Elwyn Ralph Berlekamp (September 6, 1940 – April 9, 2019) was a professor of mathematics and computer science at the University of California, Berkeley. Berlekamp was widely known for his work in computer science, coding theory and combinatorial game theory.

Berlekamp was the inventor of the algorithm to factor polynomials, and was one of the inventors of the Berlekamp–Welch algorithm and the Berlekamp–Massey algorithms, which are used to implement Reed–Solomon error correction.

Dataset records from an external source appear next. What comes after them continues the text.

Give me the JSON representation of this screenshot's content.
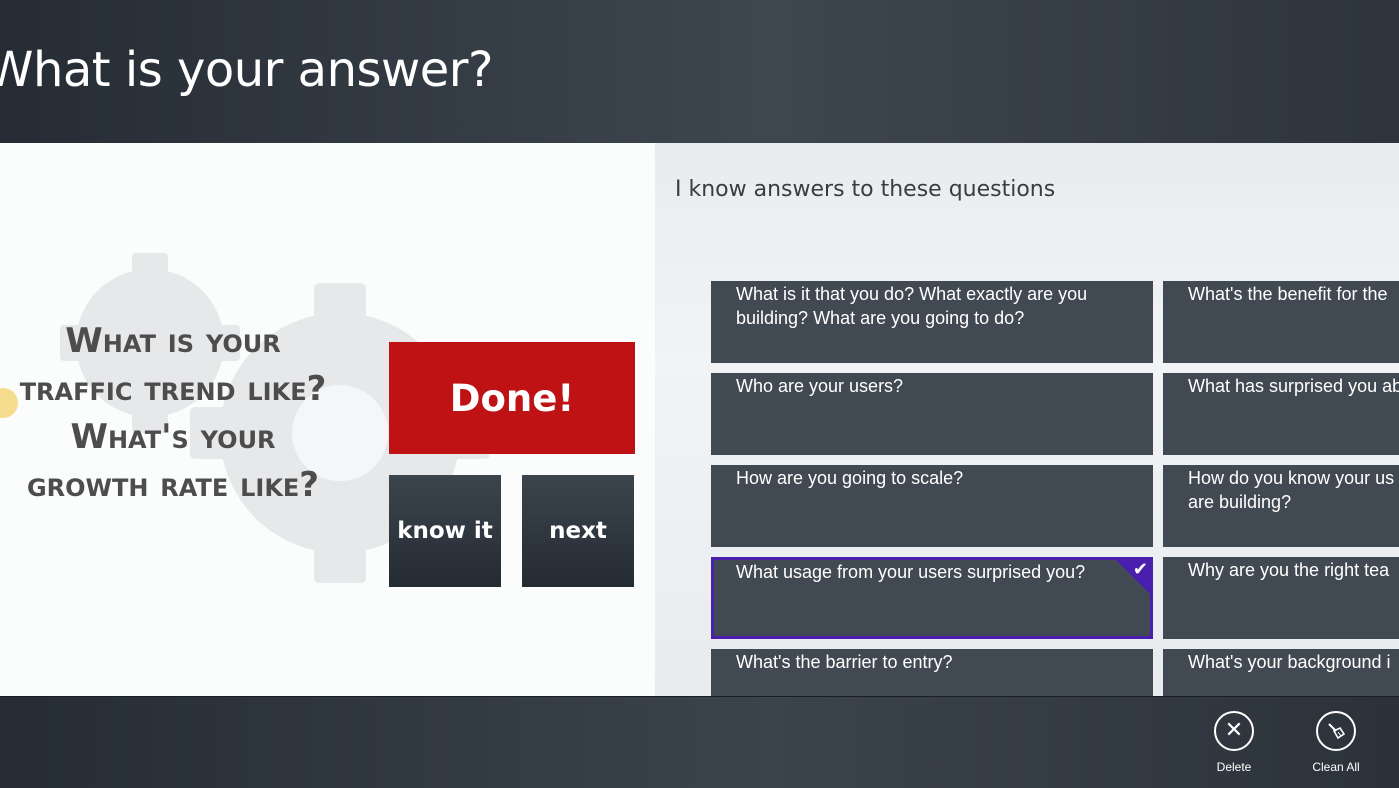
{
  "header": {
    "title": "What is your answer?"
  },
  "card": {
    "lines": [
      "What is your",
      "traffic trend like?",
      "What's your",
      "growth rate like?"
    ]
  },
  "actions": {
    "done": "Done!",
    "know_it": "know it",
    "next": "next"
  },
  "panel": {
    "heading": "I know answers to these questions",
    "col1": [
      "What is it that you do? What exactly are you building? What are you going to do?",
      "Who are your users?",
      "How are you going to scale?",
      "What usage from your users surprised you?",
      "What's the barrier to entry?"
    ],
    "col2": [
      "What's the benefit for the",
      "What has surprised you ab",
      "How do you know your us\nare building?",
      "Why are you the right tea",
      "What's your background i"
    ],
    "selected_index": 3
  },
  "appbar": {
    "delete": "Delete",
    "clean_all": "Clean All"
  },
  "colors": {
    "done_red": "#be1214",
    "selection_purple": "#4b1fae",
    "tile": "#414952"
  }
}
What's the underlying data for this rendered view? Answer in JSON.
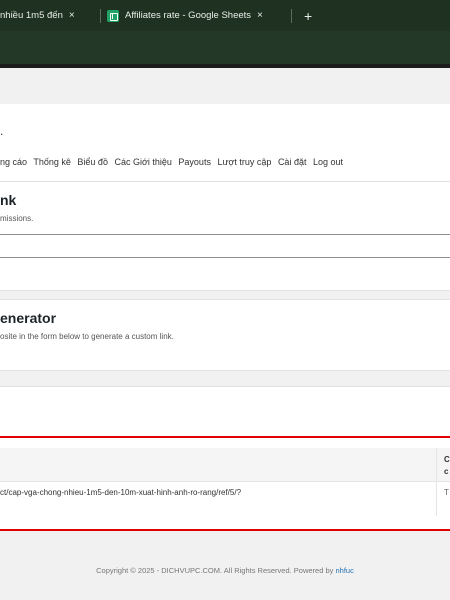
{
  "browser": {
    "tabs": [
      {
        "label": "nhiều 1m5 đến",
        "close": "×"
      },
      {
        "label": "Affiliates rate - Google Sheets",
        "close": "×"
      }
    ],
    "new_tab": "+"
  },
  "page": {
    "header_dot": ".",
    "nav": [
      "ng cáo",
      "Thống kê",
      "Biểu đồ",
      "Các Giới thiệu",
      "Payouts",
      "Lượt truy cập",
      "Cài đặt",
      "Log out"
    ],
    "affiliate_link": {
      "title": "nk",
      "desc": "missions."
    },
    "generator": {
      "title": "enerator",
      "desc": "osite in the form below to generate a custom link."
    },
    "result": {
      "col_header": "C\nc",
      "url": "ct/cap-vga-chong-nhieu-1m5-den-10m-xuat-hinh-anh-ro-rang/ref/5/?",
      "cell": "T"
    },
    "footer": {
      "text": "Copyright © 2025 - DICHVUPC.COM. All Rights Reserved. Powered by",
      "link": "nhfuc"
    }
  }
}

Berlekamp had also been active in investing, and ran Axcom, which became Renaissance Technologies' Medallion Fund.

Life and education
Berlekamp was born in Dover, Ohio. His family moved to Northern Kentucky, where Berlekamp graduated from Ft. Thomas Highlands high school in Ft. Thomas, Campbell county, Kentucky. While an undergraduate at the Massachusetts Institute of Technology (MIT), he was a Putnam Fellow in 1961.  He completed his bachelor's and master's degrees in electrical engineering in 1962.  Continuing his studies at MIT, he finished his Ph.D. in electrical engineering in 1964; his advisors were Robert G. Gallager, Peter Elias, Claude Shannon, and John Wozencraft.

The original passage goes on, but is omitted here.